Used gas-powered vehicles will be permitted to continue operating and be sold or transferred to another owner until they reach the end of their serviceable lifetime. They will still have to be replaced by a new electric vehicle.
A motoring enthusiast revealed the running cost of recharging an electric vehicle might be much lower than gasoline but this is only until the battery needs replacing.
“Maintaining an electric car, according to some estimates, will cost about one third the current cost of maintaining a gasoline-powered car,” HowStuffWorks writer Christopher Lampton said. “Electric cars require considerably less maintenance than gas-driven cars—that is until the battery begins to wear out.”

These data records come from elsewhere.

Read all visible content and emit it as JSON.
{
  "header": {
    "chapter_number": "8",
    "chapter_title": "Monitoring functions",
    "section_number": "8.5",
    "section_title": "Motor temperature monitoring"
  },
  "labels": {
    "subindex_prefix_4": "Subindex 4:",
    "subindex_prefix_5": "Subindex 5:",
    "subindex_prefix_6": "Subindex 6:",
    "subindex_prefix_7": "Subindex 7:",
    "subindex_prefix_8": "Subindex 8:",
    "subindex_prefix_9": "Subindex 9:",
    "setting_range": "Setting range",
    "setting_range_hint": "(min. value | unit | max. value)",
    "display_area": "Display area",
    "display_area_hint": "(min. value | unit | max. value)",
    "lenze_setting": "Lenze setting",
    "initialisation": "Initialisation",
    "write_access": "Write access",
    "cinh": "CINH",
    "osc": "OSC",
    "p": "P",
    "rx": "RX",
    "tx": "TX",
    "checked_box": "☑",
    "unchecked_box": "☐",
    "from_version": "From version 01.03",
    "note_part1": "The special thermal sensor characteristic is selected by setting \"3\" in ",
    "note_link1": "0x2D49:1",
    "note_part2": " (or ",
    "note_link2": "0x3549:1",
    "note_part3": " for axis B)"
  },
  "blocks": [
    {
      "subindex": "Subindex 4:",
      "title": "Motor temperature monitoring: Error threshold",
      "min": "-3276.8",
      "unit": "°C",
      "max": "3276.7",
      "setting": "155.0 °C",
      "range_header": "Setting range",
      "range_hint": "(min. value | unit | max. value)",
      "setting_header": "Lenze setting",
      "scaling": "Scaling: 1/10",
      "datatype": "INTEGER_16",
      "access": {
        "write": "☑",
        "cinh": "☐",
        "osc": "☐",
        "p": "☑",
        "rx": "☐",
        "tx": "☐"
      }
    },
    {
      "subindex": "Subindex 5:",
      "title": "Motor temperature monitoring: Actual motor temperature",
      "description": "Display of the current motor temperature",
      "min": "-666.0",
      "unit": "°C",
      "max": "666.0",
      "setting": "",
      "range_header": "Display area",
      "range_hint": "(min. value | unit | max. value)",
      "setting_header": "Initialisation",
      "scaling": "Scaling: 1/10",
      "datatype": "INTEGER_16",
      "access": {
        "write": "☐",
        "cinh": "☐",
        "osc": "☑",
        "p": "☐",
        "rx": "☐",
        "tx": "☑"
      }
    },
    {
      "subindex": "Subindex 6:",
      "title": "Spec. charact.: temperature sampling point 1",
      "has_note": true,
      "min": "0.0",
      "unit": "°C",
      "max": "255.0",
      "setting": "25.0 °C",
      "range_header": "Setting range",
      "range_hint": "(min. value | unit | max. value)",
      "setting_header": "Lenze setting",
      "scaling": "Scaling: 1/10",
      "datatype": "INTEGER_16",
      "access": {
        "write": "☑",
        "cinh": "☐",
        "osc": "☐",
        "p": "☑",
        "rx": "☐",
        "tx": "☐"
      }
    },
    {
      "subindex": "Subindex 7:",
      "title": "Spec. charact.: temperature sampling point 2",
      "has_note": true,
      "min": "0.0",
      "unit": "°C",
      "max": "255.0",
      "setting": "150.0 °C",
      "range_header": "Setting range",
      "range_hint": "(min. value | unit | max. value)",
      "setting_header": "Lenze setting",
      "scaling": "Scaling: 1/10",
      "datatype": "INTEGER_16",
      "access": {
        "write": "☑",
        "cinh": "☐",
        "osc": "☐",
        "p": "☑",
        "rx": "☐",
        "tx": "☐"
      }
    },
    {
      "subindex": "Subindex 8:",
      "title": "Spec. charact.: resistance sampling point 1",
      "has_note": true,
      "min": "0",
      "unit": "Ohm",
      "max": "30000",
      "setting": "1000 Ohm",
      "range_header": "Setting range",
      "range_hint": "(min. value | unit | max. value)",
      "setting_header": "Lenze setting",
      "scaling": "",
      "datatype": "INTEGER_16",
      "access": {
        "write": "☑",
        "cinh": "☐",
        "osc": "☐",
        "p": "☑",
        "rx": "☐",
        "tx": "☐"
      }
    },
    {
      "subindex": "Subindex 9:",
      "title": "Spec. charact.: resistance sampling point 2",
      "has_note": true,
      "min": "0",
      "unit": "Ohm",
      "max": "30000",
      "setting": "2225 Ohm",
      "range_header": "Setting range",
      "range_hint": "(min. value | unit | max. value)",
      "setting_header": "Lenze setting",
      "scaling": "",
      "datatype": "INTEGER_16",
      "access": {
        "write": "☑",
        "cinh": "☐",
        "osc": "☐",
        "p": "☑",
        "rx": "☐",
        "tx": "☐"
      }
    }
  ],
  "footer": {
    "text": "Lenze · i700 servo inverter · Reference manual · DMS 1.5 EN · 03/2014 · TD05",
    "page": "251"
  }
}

Lampton estimates the average lithium-ion electric car battery offers a decent driving range of about 200 miles for an average of 100,000 miles, after which the cost of replacement significantly jumps, theoretically making the used car market less attractive for cost-conscious Americans.
“When you see the bill, you will probably faint,” he said. “A battery pack for a Nissan LEAF, for instance, is estimated to cost about $15,000 … and, with any luck, the cost of a replacement battery will be less than $15,000 by the time you really need it. When battery replacement time rolls around, you may opt to get a new car instead—unless you own a $100,000 electric Tesla Roadster, in which case the battery replacement costs might seem cheap compared to the price of the whole car.”
The base price for a 2020 Nissan leaf is approximately $31,600. So the battery could cost almost half the price of a new car.